Ces barbouzes qui ne connaissent pas la crise
Chez certains, donc, ça commence par une enquête pour vendre un produit en supermarché et ça se termine par l’envoi de mercenaires façon Olive, DynCorp ou Blackwater pour faire plier le paysan commandité récalcitrant. Directement du tortionnaire à l’exploité : à esclaves nouveaux, moyens nouveaux ! C’est le pendant inattendu des ventes du commerce équitable, sans doute. Les groupes paramilitaires ne sont pas faits que pour parader tout habillés de noir. Ni vi ni connu, les affaires peuvent reprendre et le supermarché vendre comme avant. Et la ménagère re-pousser son caddy en ne s’étant aperçue de rien. Evidemment aussi, dans ce milieu où l’on a souvent besoin de gros bras, le recrutement se fait dans les habituels milieux interlopes des militaires démobilisés. Car ces officines ont une autre particularité intéressante : à leur origine, invariablement, il y a un militaire à leur tête. Voire un ancien policier en retraite (à une époque pas si éloignée que ça on partait très tôt en retraite dans ces deux milieux !). C’est d’ailleurs ce qui nous a le plus étonné dans cette enquête, le taux élevé d’anciens militaires à leur direction.

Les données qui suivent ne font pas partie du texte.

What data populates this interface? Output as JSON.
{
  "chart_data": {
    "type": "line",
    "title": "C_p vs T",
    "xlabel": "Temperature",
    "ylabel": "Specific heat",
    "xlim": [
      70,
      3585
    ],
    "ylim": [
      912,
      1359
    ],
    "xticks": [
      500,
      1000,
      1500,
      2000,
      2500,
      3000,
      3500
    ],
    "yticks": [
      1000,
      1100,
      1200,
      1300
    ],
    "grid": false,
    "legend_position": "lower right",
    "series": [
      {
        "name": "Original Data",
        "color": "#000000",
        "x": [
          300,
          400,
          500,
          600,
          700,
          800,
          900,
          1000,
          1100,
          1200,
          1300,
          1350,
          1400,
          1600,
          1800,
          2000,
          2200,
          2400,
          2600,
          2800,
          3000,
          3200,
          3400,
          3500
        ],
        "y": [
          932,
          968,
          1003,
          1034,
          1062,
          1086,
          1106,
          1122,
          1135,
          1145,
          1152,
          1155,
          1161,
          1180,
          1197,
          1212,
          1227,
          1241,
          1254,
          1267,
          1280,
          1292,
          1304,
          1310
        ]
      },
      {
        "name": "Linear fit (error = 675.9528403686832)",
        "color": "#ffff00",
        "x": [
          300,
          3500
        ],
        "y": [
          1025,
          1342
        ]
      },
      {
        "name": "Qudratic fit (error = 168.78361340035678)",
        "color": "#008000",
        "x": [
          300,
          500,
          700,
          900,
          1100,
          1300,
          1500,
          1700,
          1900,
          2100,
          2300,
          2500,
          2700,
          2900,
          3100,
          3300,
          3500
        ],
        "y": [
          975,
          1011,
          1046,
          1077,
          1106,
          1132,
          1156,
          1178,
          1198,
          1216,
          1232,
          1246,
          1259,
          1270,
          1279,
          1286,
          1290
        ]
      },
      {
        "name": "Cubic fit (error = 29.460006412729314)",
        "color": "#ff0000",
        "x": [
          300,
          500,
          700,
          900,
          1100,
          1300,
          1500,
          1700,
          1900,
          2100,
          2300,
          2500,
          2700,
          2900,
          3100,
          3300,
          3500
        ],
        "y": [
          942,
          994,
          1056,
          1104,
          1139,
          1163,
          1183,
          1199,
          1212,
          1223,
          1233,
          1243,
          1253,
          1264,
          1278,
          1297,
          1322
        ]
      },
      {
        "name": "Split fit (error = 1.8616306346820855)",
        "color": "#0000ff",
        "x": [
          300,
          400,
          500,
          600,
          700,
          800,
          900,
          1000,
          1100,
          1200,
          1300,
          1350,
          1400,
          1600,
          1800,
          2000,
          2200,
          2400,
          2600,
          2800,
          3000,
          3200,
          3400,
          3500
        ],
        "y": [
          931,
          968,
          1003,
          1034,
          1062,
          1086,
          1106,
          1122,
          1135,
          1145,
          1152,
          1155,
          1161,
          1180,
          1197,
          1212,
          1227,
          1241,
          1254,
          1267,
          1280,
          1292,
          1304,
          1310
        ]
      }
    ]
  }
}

En résumé, une enquête de consommation débutée dans la rue où par téléphone est commanditée par un ancien militaire, qui la revend au prix fort aux supermarchés. Et propose dans la foulée si besoin est de résoudre le problème découvert à la suite de cette enquête. Vous trouvez que les bananes sont trop chères, mais que vous seriez tenté quand même de les acheter à de petits producteurs indépendants à un coût plus élevé encore, et on se retrouve à l’autre bout de la planète avec des paysans équatoriens tentés par le commerce équitable, menacés et malmenés par des mercenaires, au nom d’une multinationale. Ça leur apprendra à vouloir la jouer social, ces gueux ! C’est le nouvel effet papillon économique planétaire. Ça a l’air surréaliste, dit comme ça, mais vous allez constater (amèrement) que c’est la triste réalité qui nous entoure désormais. "L’intelligence économique permet à l’entreprise et à ses dirigeants de mieux maîtriser son environnement afin de ne pas se laisser déstabiliser et ainsi prendre l’ascendant sur ses concurrents." affirme en pince sans rire, sur son site, le cabinet qui a espionné Besancenot : c’est bien de guerre économique qu’il s’agit, à part que dans "guerre économique" il y a le mot... guerre. Logique alors d’y trouver autant de militaires qui s’en occupent. Enquête sur ce scandale des temps moderne qu’est l’Intelligence Economique, le nouveau nom des espions et des barbouzes à la Georges Lautner.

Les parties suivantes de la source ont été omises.